Benzin ve motorinde %3’lük bir harmanlama yapılmasının zorunlu hale getirilmesi durumunda ise 493 bin metreküp biyodizel ve 80 bin metreküp biyoetanole ihtiyaç bulunuyor.

Bu da 493 bin metreküp biyodizel için 1,2 milyon ton kolza ve aspir, 80 bin metreküp biyoetanol için de yaklaşık 1 milyon ton şekerpancarı veya 223 bin ton mısır üretimi anlamına geliyor. 2010 yılı tüketimi sabit alındığında bu rakama harmanlanması gereken biyodizel üretimi için gerekli yerli tarım ürünlerinin üretiminin Gıda Tarım ve Hayvancılık Bakanlığı verilerine dayanılarak, 2016 yılında karşılanabileceği hesaplanıyor.

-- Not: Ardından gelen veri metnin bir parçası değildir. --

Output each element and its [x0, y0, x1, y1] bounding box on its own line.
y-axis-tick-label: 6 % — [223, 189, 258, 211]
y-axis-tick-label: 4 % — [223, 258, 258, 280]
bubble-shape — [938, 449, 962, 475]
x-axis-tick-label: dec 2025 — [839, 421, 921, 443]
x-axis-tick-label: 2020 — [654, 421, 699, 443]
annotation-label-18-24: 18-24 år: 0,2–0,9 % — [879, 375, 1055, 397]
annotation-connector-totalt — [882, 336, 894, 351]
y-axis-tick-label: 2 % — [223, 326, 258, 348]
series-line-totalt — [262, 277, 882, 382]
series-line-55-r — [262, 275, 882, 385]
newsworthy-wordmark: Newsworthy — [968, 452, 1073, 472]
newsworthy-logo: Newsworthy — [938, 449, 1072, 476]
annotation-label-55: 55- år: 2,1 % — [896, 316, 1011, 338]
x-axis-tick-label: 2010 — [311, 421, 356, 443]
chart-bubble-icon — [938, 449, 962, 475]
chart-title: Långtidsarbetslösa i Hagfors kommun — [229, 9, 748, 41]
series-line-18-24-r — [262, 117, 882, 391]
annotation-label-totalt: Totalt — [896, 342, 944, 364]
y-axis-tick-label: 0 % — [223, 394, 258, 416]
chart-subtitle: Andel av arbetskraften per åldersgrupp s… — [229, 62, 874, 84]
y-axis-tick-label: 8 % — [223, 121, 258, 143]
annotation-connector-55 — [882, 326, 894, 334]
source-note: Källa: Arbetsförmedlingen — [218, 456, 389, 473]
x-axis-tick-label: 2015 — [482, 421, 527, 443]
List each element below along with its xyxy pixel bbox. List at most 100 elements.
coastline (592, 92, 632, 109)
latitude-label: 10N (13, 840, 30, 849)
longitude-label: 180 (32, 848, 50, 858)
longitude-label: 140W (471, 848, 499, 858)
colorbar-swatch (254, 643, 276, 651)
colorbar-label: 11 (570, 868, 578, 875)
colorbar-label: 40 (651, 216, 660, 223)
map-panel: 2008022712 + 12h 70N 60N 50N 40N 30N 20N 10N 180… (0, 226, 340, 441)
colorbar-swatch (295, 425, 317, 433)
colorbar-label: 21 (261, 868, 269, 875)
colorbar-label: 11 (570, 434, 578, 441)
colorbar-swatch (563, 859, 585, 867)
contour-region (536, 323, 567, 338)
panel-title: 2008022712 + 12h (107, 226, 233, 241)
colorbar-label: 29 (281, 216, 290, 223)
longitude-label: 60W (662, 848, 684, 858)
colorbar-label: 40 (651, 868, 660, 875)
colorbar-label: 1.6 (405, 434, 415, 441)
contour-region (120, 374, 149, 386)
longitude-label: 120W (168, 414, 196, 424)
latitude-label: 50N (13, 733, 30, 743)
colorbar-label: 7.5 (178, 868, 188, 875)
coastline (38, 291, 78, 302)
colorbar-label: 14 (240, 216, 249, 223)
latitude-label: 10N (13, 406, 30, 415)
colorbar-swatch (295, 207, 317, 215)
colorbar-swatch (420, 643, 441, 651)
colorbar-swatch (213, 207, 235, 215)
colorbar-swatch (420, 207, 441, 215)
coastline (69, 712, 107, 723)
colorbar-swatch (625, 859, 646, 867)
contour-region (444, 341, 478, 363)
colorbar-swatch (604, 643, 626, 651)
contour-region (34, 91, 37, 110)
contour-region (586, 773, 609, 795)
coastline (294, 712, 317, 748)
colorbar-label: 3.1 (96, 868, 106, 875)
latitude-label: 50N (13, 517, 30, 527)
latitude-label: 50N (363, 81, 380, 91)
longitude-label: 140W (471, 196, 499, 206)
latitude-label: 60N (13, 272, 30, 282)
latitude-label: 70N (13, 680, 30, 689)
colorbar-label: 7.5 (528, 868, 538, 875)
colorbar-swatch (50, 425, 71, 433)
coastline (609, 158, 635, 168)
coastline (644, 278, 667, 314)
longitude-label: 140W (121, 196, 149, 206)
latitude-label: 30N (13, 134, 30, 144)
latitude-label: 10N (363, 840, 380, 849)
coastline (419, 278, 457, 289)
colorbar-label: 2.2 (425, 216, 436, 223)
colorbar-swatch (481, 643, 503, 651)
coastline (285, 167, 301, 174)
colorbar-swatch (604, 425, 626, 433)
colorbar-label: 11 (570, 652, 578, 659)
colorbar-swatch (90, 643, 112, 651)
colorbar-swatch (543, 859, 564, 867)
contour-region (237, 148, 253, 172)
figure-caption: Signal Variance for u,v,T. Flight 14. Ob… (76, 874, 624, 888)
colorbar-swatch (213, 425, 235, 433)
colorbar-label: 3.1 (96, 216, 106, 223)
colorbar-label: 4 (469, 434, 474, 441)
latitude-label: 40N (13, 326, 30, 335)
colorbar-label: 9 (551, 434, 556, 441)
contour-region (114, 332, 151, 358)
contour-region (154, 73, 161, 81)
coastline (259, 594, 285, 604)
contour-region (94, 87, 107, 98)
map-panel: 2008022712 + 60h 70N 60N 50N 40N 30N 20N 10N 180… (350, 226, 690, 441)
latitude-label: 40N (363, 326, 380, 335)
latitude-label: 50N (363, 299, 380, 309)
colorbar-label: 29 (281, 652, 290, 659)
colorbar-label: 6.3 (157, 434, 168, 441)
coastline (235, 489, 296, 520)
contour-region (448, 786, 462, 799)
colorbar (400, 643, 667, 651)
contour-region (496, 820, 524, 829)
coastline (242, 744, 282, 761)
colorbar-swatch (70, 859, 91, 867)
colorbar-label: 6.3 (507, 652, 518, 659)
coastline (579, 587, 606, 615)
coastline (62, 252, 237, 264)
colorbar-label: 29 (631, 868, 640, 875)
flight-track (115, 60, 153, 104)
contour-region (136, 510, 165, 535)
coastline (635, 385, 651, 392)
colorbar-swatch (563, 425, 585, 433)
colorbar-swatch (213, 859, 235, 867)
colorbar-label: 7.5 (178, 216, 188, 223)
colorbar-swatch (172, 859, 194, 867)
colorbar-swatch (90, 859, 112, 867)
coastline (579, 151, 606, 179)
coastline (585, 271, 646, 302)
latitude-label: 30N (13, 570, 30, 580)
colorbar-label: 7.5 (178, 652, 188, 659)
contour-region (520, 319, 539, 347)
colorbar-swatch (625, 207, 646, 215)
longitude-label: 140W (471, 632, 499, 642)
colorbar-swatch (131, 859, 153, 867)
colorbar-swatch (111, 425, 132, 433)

Edip Uğur: “Ülke şartlarına uygun değil”

Konunun en yakın muhataplarından olan Bitkisel Yağ Sanayicileri Derneği (BYSD) Başkanı A. Edip Uğur, yağlı tohum bitkileri ve ham yağda net ithalatçı olan ülkemizde böyle bir zorunluluğun getirilmesinin gerekçesini anlamakta güçlük çektiklerini açıkladı. Uğur, “İthalata dayalı ve petrole göre daha pahalı olan ham yağı biyodizelde kullanmak ve motorine katmak cari açığı azaltmaz, bilakis artırır. Bu nedenle EPDK kararını yeniden gözden geçirmeli, ilgili sektörlerin görüşlerini almalı ve özellikle bitkisel atık yağın biyodizele dönüştürülmesi yönünde teşvikler getirmelidir” dedi.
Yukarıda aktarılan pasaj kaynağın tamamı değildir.